Anflug mit dem Gleitschirm
Bläser und Streicher stimmten ihre Instrumente nach. Dann Stille. Jan Pascal und Alexander Kilian fehlten. Ein Video wurde eingespielt. Darin forderte der jüngere Kilian seinen zwölf Jahre älteren musikalischen Partner Pascal zu einer Challenge heraus: Wohl wissend um dessen Höhenangst zu einem Fallschirmsprung. Video Ende. Jan Pascal und Alexander Kilian fehlten noch immer. Das Publikum begann, sie herbei zu klatschen. Dann ein Raunen. Erste Blicke und Arme wiesen nach oben. Am Abendhimmel näherte sich ein Sportflugzeug. Erst eine, dann eine zweite Person sprangen heraus. Gleitschirme öffneten sich und kreisten zum Boden herunter, falteten sich neben der Bühne zusammen. Ein kurzes Verschwinden der beiden gelandeten Personen backstage – und schon waren sie da: Unter dem ersten tosenden Applaus des Abends betraten Jan Pascal und Alexander Kilian entspannt mit ihren Gitarren in der Hand die Bühne, Sie begrüßten die Gäste an diesem, ihrem „Herzensort“, wie Jan Pascal sagte. Und: „Es ist unfassbar, was hier emotional gerade abgeht. Hier unter dem Wartturm, oberhalb von Buchen – mein Lieblingsort.“
Es wechselten sich danach Stücke aus dem Album „Symphonic“ mit Klassikern und Publikumslieblingen aus dem „Café del Mundo“-Repertoire ab. Als ein ganz neues Klangerlebnis. Kannte man Kilian und Pascal bislang allein als virtuos auf der Akkustikgitarre, umtanzten sich an diesem Abend unter dem Wartturm erstmals der klassische „Café del Mundo“- mit symphonischen Orchester-Sound. Ein Klangerlebnis, das Christian David Rheber für Orchester hervorragend arrangiert hatte. Am Mischpult bewies sich Manuel Stein mit höchster Professionalität. Das Wechsel- und Zusammenspiel von Gitarren-Duo und symphonischem Orchester unter Bedingungen im Freien, speziell bei zeitweise heftigem Wind so gekonnt abzumischen – Chapeau!
Ausgelassene Spielfreude
Ihm gelang es nicht nur die Störungen weitestgehend außen vor zu lassen, wie das Wind-Wummern von Mikrofonen, sondern vor allem die Nuancen abzubilden, die sich aus dem Zusammenspiel der Musiker ergaben. Mal galt es, Pascal und Kilian akustisch vor das Orchester zu stellen, dann wieder die Opulenz des Orchesters in all seinem Klangvolumen und all seiner Ausdruckskraft zu betonen, dann wieder beide zusammen zu einem harmonischen Ganzen verschmelzen zu lassen. Erleichtert wurde ihm all das durch die ausgesprochene Spielfreude an diesem Abend, sowohl der Orchestermusiker und ihres Dirigenten Richard Balcombe, als auch des gastgebenden Duos.

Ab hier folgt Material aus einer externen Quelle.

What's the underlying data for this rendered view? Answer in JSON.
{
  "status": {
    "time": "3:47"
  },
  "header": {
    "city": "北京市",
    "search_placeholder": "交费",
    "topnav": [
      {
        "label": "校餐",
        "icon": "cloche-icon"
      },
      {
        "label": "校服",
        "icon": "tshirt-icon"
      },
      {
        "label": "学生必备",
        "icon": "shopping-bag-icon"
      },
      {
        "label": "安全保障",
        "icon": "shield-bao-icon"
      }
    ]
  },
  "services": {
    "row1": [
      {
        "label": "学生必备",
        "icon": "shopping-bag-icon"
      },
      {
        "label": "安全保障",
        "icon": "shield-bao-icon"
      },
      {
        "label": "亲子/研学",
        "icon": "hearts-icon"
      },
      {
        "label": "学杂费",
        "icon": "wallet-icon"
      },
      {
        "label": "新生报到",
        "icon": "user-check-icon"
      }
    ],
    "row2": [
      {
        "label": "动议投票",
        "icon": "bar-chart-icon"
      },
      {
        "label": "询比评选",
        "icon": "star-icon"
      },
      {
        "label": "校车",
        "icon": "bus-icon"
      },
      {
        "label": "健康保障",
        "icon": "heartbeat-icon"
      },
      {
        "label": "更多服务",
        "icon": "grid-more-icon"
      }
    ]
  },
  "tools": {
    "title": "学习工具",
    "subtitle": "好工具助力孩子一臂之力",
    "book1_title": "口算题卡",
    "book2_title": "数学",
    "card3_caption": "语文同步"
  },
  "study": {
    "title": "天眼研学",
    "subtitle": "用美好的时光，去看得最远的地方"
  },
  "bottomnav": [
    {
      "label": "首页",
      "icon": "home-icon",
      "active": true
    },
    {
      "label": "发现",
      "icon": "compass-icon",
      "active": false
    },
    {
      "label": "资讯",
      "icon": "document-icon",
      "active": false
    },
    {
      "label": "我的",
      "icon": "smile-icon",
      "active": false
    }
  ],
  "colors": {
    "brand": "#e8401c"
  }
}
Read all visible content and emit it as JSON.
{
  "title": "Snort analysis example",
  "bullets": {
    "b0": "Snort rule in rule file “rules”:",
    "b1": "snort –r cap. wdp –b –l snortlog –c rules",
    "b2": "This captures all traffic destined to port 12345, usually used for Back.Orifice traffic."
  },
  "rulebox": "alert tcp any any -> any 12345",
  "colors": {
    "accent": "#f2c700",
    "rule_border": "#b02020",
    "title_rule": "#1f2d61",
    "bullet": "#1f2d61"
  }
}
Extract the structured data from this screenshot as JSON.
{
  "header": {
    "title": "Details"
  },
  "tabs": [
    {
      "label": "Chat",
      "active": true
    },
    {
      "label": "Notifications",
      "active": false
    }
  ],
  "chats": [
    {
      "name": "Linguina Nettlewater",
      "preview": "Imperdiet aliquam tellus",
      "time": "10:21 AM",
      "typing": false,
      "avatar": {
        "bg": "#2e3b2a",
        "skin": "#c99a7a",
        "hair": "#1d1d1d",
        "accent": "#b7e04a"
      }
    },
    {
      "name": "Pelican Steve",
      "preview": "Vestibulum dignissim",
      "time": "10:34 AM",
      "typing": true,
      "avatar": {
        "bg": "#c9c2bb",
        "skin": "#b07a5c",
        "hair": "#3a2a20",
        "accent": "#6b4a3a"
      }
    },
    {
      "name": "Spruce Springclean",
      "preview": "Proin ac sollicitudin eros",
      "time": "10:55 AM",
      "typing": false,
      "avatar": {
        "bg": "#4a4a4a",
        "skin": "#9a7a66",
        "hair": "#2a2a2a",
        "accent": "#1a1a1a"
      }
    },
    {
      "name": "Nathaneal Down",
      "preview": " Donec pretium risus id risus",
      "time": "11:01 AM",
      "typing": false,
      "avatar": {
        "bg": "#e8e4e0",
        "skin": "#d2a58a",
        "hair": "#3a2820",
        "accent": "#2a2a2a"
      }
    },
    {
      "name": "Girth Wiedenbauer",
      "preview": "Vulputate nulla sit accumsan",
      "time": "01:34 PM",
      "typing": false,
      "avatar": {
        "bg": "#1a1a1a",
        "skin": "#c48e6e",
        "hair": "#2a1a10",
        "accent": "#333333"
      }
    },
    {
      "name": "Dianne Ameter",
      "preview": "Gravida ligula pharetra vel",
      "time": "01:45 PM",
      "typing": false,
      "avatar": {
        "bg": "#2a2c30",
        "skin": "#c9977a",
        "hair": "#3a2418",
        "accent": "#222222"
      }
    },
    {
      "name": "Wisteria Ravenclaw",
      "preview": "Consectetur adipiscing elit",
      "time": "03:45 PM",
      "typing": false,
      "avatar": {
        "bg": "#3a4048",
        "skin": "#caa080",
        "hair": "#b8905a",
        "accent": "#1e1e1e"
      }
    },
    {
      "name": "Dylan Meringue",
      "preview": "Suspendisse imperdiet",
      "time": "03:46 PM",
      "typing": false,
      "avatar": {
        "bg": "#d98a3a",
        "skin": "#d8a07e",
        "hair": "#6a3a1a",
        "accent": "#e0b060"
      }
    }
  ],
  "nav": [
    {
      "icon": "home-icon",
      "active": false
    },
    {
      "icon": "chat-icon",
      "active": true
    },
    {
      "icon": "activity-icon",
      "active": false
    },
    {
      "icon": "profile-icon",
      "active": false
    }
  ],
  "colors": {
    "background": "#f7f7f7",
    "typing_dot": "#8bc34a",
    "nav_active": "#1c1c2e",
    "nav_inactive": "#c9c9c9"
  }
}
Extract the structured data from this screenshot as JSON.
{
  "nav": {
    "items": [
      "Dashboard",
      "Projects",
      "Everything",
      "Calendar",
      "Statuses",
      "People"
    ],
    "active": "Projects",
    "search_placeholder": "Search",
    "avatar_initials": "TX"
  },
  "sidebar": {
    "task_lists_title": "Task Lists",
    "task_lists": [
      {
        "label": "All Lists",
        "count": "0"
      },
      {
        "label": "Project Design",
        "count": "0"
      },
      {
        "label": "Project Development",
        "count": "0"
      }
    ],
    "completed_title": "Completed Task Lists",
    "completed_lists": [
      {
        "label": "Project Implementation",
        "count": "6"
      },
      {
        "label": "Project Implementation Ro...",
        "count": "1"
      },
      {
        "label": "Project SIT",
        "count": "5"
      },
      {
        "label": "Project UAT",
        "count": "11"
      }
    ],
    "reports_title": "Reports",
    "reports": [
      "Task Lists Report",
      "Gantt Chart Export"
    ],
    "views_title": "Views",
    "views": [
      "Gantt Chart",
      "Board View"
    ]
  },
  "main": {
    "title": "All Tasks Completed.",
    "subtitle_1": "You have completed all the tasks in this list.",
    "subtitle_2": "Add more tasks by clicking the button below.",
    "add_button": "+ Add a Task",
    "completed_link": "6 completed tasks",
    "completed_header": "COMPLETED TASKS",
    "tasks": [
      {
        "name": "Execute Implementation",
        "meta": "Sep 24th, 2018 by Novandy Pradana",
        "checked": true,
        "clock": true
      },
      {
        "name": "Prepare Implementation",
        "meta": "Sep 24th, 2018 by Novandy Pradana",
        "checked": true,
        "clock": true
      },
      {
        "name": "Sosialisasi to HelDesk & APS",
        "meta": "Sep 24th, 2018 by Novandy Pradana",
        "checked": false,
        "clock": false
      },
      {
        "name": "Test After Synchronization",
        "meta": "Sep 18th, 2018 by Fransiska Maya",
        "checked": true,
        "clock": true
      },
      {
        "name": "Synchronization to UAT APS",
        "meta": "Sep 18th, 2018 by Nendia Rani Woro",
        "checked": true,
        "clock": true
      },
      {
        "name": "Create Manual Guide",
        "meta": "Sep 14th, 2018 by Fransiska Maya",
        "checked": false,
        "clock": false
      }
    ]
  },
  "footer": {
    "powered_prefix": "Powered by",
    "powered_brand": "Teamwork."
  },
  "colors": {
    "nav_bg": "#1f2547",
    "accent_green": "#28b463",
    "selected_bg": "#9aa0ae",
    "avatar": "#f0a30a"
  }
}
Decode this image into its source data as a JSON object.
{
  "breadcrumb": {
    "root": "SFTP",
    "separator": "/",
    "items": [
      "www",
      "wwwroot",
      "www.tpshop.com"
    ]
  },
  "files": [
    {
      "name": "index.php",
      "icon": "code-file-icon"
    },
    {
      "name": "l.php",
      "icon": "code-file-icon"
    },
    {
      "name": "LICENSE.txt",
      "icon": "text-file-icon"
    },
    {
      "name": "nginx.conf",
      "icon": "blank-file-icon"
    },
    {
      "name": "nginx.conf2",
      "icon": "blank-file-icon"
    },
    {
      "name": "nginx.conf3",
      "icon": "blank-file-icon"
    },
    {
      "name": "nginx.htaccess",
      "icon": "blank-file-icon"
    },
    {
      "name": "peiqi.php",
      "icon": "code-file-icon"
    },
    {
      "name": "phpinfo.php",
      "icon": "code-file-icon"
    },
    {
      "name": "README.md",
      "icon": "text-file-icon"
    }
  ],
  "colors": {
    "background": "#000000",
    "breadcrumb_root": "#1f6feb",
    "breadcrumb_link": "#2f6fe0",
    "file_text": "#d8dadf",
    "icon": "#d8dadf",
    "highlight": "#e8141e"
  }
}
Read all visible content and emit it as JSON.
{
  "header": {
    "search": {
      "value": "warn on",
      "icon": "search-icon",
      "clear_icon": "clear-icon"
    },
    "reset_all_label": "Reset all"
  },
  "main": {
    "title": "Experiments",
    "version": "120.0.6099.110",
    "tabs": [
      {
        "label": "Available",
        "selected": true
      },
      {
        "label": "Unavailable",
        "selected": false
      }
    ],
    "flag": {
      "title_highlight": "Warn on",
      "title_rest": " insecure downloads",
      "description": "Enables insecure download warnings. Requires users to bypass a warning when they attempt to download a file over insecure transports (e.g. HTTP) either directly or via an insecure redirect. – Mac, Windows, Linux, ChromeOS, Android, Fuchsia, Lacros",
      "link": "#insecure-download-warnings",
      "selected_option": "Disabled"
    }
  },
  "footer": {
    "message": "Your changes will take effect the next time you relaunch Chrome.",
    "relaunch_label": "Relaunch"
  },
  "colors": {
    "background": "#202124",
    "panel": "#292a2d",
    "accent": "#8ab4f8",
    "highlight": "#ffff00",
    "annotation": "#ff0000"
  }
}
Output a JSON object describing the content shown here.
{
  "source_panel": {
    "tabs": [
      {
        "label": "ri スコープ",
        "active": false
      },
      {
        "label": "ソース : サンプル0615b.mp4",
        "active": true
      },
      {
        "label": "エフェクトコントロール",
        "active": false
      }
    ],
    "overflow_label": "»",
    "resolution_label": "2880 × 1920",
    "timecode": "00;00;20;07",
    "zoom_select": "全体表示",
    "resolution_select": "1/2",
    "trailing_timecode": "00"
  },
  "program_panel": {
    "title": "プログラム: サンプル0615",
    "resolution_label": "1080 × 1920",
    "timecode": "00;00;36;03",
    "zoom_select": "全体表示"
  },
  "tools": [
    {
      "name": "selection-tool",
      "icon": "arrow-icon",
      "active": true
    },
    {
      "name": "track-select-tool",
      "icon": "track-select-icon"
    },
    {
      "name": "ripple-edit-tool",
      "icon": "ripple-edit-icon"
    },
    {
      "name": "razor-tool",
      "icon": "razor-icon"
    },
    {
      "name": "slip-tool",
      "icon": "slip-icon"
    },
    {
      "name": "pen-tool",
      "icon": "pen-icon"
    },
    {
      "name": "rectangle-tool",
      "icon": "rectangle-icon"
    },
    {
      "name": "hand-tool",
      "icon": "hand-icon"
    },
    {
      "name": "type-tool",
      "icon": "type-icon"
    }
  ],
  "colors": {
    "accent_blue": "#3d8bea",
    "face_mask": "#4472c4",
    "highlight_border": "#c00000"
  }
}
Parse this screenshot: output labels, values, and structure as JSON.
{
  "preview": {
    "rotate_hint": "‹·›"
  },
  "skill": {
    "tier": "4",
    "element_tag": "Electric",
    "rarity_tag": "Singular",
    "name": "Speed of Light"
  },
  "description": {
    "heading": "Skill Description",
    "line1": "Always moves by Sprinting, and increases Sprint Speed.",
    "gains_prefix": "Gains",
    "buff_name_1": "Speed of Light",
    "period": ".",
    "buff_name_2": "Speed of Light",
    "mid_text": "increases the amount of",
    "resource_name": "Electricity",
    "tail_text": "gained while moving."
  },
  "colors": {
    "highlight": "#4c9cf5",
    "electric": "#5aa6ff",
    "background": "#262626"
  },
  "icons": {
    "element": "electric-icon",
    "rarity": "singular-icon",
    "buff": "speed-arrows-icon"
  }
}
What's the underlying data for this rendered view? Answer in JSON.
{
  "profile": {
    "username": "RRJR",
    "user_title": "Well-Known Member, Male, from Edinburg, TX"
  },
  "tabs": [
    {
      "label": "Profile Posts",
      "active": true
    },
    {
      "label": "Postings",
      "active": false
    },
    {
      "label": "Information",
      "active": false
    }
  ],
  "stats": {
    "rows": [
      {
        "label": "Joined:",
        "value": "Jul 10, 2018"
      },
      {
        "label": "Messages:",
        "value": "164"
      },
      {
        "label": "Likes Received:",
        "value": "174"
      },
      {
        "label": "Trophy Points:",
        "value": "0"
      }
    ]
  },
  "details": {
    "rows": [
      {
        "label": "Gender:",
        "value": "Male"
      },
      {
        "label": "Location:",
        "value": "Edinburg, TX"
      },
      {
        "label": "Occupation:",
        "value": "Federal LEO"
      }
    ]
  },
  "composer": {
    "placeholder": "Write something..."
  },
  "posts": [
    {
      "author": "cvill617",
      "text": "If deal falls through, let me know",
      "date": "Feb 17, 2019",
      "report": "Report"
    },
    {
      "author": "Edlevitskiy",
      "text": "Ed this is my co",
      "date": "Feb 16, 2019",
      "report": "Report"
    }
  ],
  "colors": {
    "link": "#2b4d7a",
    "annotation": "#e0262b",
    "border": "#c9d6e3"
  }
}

In seinen Überleitungen zwischen den Stücken erzählte Jan Pascal von deren Entstehungsgeschichten, damit verbundenen Orten, Personen, Erinnerungen – weltweit. Er bekannte sich zur Musik als weltweit Menschen verbindende Kraft, die Weltoffenheit erzeugt und sie leben lässt. Dieses Bekenntnis von gleichermaßen Pascal und Kilian, koppelten sie immer wieder rück, als geradezu inniges Geständnis ihrer persönlichen Heimatliebe: Buchen im Odenwald, in „Alemandalucia“. Wertschätzend etwa, erinnerten sie die Konzertbesucher auf dem Stoppelfeld daran, dass sie sich „im Wohnzimmer unserer Landwirte“ befänden, „die für uns Lebensmittel herstellen: Applaus für unsere vier Landwirte, die uns diese Fläche zur Verfügung stellen!“
Zu „Spread your wings“ forderten sie die Konzertbesucher zu fröhlichem Mut auf, „auch mal in Situationen des Lebens hineinzuspringen“ – sonst gehe es ja nicht weiter. Ein Schmankerl und Ohrenschnalzer war auch der „Café del Mundo“-Hit „Arabian Nights“, der so noch nicht gehört wurde: voluminös-orchestral begleitet, Holzbläsersolo auf der Klarinette inklusive.
Orientalisch Lichtspiel
Die Szenerie der Bühne eingehüllt in orientalisch anmutendes Lichterspiel, das in all seinen Farben dem Auge die Gewürzvielfalt eines arabischen Bazars in Erinnerung rief: Curcumagelb, Safranorange, Sumachrot und Kardamomgrün. Das war Veranstaltungskönnen auf bereits vor dem Konzert angekündigtem Weltniveau: Weltoffenheit und Heimatliebe auf einer Bühne unter dem Wartturm. Gerahmt vom Abendhimmelblick über den Odenwald.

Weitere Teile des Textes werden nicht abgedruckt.